Daily Management Review

As Voice Assistants Race To Cover Languages, Apple's Siri Learns Shanghainese


03/09/2017




With Apple Inc, Amazon.com Inc, Microsoft Corp and now Alphabet Inc's Google all offering electronic assistants to take your commands, the voice-assistant wars are in full swing with the broad release of Google Assistant last week.
 
Apple has squandered its lead when it comes to understanding speech and answering questions, said  researchers including Oren Etzioni, chief executive officer of the Allen Institute for Artificial Intelligence in Seattle, even as Siri is the oldest of the bunch.
 
But possessing a very important capability in a smartphone market where most sales are outside the United States is Siri - speak 21 languages localized for 36 countries. This is at least one thing that Siri can do that the other assistants cannot.
 
In contrast, eight languages tailored for 13 countries is possible for Microsoft Cortana. Four languages are spoken by Google’s Assistant that began in its Pixel phone but has moved to other Android devices. English and German arethe only languages available with Amazon's Alexa. a special dialect of Wu Chinese spoken only around Shanghai - Shanghainese, will soon be learned by Siri.
 
If they are to become ubiquitous tools for operating smartphones and other devices, the language issue shows the type of hurdle that digital assistants still need to clear.
 
For any assistant, it is complicated to speak languages natively.

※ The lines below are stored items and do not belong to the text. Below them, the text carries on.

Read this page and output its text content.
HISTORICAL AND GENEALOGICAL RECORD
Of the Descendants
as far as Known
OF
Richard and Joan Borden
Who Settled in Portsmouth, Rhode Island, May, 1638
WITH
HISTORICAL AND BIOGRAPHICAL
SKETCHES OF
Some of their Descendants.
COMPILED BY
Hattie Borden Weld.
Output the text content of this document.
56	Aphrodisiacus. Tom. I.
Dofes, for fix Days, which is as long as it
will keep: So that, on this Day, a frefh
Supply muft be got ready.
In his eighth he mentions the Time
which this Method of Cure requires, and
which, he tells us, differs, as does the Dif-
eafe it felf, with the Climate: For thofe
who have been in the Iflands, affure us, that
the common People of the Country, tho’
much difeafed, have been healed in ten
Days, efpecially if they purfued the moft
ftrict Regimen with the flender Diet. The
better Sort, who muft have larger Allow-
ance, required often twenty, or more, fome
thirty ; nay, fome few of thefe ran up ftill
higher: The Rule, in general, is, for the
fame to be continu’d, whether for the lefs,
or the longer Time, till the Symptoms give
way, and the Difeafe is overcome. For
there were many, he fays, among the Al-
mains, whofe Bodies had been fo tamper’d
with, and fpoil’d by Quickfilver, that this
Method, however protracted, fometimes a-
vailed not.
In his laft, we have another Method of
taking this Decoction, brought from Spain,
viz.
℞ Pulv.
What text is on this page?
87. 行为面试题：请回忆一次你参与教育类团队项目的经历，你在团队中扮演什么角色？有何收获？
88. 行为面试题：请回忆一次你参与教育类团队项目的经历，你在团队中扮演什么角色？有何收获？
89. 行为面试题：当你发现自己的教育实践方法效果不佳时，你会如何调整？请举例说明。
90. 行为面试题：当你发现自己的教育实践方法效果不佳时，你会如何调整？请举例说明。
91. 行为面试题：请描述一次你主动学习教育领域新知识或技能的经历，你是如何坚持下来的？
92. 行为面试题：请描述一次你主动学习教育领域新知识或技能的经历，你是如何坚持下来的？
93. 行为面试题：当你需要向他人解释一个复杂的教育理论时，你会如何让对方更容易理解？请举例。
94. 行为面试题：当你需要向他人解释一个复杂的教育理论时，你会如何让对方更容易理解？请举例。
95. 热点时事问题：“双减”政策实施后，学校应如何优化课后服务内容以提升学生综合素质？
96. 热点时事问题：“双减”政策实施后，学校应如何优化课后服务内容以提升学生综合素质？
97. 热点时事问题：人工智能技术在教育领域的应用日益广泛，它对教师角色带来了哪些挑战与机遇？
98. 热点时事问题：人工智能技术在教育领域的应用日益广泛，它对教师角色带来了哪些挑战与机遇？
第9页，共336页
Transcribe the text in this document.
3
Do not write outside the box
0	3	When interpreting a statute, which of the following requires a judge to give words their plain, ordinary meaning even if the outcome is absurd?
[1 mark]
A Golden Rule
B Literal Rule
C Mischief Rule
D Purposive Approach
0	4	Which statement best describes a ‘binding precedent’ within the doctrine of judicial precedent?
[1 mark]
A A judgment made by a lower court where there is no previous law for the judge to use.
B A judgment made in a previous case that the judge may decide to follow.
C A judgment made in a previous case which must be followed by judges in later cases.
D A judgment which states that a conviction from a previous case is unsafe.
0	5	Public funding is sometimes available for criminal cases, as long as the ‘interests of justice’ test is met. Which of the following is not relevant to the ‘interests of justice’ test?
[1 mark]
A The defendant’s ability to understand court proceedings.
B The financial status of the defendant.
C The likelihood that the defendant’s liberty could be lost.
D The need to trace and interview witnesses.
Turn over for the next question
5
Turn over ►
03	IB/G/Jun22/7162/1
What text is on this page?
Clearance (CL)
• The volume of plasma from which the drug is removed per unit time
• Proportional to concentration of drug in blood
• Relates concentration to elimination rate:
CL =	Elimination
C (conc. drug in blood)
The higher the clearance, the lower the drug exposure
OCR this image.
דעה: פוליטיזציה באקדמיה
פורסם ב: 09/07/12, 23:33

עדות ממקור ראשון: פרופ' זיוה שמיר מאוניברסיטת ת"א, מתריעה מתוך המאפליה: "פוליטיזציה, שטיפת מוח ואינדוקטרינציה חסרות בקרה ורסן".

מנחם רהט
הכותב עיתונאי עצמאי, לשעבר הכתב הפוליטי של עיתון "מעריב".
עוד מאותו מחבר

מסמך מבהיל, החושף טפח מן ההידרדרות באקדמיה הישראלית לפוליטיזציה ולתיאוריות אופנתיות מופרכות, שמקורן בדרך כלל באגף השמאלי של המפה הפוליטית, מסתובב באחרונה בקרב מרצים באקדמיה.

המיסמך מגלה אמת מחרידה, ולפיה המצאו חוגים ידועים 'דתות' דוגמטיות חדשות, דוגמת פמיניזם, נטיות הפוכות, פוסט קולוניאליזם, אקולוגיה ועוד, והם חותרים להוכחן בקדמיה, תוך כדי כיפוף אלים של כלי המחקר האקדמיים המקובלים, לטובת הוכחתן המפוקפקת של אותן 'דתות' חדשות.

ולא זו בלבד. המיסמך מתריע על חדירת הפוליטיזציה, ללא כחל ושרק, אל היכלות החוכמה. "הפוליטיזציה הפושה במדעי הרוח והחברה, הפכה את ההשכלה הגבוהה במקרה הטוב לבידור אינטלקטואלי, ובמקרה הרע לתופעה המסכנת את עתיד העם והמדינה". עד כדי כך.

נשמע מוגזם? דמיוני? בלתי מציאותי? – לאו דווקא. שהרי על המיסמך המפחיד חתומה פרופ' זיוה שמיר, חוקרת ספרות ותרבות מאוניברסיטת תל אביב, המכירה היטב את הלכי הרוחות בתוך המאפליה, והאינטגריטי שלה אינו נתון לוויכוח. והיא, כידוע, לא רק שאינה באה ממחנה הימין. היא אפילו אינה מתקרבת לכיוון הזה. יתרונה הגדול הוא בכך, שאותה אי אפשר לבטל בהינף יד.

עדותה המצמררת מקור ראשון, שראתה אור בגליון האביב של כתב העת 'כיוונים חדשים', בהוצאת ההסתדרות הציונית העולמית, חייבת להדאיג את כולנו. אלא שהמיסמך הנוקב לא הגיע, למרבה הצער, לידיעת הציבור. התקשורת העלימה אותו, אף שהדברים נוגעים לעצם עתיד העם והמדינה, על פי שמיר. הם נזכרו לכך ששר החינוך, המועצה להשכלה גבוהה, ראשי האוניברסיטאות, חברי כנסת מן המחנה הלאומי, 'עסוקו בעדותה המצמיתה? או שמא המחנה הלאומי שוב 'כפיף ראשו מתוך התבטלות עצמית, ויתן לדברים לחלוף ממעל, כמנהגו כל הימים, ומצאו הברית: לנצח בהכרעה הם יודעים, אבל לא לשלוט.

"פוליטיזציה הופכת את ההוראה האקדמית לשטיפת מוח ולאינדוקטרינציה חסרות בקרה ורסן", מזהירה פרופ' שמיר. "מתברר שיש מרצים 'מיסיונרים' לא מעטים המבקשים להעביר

For example, the assistant must know to say “two-nil” instead of “two-nothing,” even though the language is English, if someone asks for a soccer score in Britain.
 
Cortana for local markets is being customized by an editorial team of 29 people at Microsoft. For example, to stand out from other Spanish-speaking countries, a published children’s book author writes Cortana’s lines in Mexico.
 
“They really pride themselves on what’s truly Mexican. (Cortana) has a lot of answers that are clever and funny and have to do with what it means to be Mexican,” said Jonathan Foster, who heads the team of writers at Microsoft.
 
While declining to comment further, Google and Amazon said that they plan to bring more languages to their assistants.
 
Alex Acero, head of the speech team at Apple said that to enable the computer t have an exact representation of the spoken text to learn from, passages, which are read by humans,  in a range of accents and dialects are transcribed by hand, at Apple when the company starts working on a new language. A range of sounds in a variety of voices is also captured by Apple. And to predict words sequences, a language model is built from there.
 
But Charles Jolley, creator of an intelligent assistant named Ozlo, said that script-writing does not scale. “You can’t hire enough writers to come up with the system you’d need in every language. You have to synthesize the answers,” he said. That is years off, he said.
 
And working just that are the founders of Viv, a startup founded by Siri's original creators that Samsung acquired last year.
 
"Viv was built to specifically address the scaling issue for intelligent assistants," said Dag Kittlaus, the CEO and co-founder of Viv. "The only way to leapfrog today's limited functionality versions is to open the system up and let the world teach them."